Tuning moves that usually pay off (with trade-offs)
- Reduce display complexity: split “kitchen sink” dashboards into a lightweight overview plus detail views. Trade-off: extra navigation.
- Scope AF selection: bind to known elements/attributes or tighten searches (template/category/context). Trade-off: requires governance and disciplined display authorship.
- Optimise default time ranges: avoid unnecessarily large defaults. Trade-off: investigators may change ranges more often—provide separate investigation displays.
- Design for concurrency peaks: optimise the most-viewed displays for peak load rather than average load.

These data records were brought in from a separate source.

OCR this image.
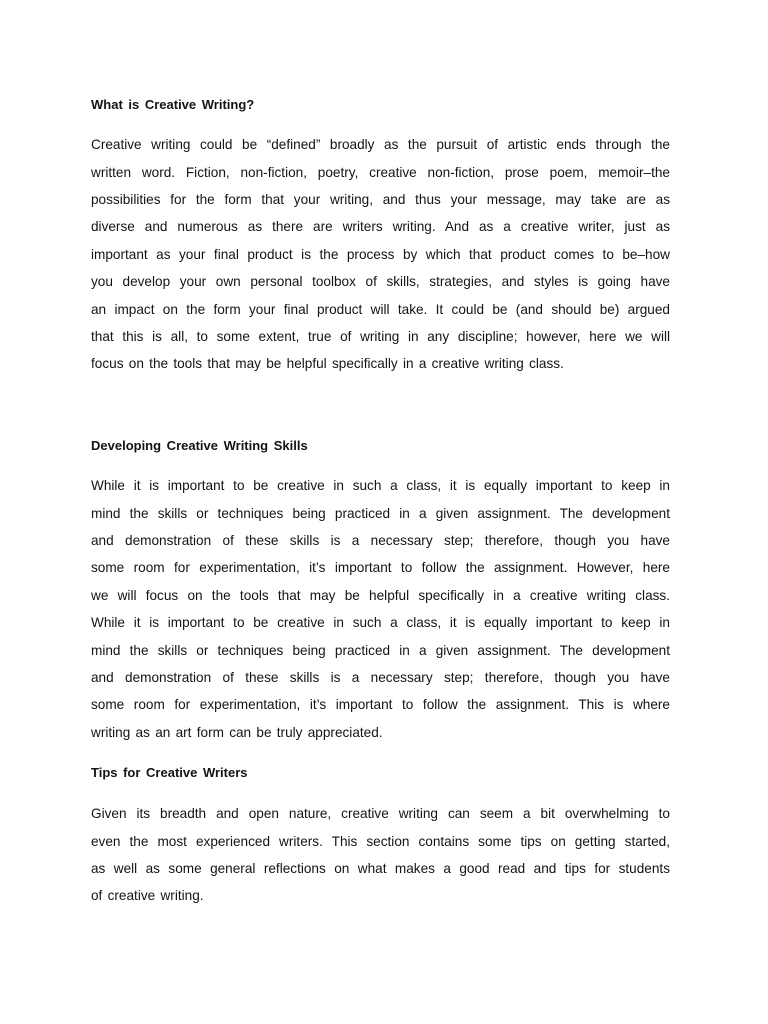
What is Creative Writing?
Creative writing could be “defined” broadly as the pursuit of artistic ends through the
written word. Fiction, non-fiction, poetry, creative non-fiction, prose poem, memoir–the
possibilities for the form that your writing, and thus your message, may take are as
diverse and numerous as there are writers writing. And as a creative writer, just as
important as your final product is the process by which that product comes to be–how
you develop your own personal toolbox of skills, strategies, and styles is going have
an impact on the form your final product will take. It could be (and should be) argued
that this is all, to some extent, true of writing in any discipline; however, here we will
focus on the tools that may be helpful specifically in a creative writing class.
Developing Creative Writing Skills
While it is important to be creative in such a class, it is equally important to keep in
mind the skills or techniques being practiced in a given assignment. The development
and demonstration of these skills is a necessary step; therefore, though you have
some room for experimentation, it’s important to follow the assignment. However, here
we will focus on the tools that may be helpful specifically in a creative writing class.
While it is important to be creative in such a class, it is equally important to keep in
mind the skills or techniques being practiced in a given assignment. The development
and demonstration of these skills is a necessary step; therefore, though you have
some room for experimentation, it’s important to follow the assignment. This is where
writing as an art form can be truly appreciated.
Tips for Creative Writers
Given its breadth and open nature, creative writing can seem a bit overwhelming to
even the most experienced writers. This section contains some tips on getting started,
as well as some general reflections on what makes a good read and tips for students
of creative writing.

Example: the morning meeting slowdown
Pattern: PI Vision is fine most of the day but slows at 08:55. Cause: many users open the same heavy displays simultaneously—broad AF queries and long-range, high-frequency data pulls. Fix: make meeting displays lighter (fewer symbols, tighter AF binding, sensible ranges) and ensure back end is sized for the peak. After tuning, required back-end capacity often drops significantly.
What not to do
- Don’t make multiple changes at once—measure before and after each change.
- Don’t assume every complaint is a server issue; network and client rendering are common causes.
- Avoid “add more hardware” as the first move; it often masks a design problem.
When to bring in specialist help
If you’ve isolated the bottleneck but need validation of a scaling design or controlled performance testing, consider a short engagement with an independent PI practitioner. Provide a reproducible slow display, peak concurrency numbers and AF query patterns.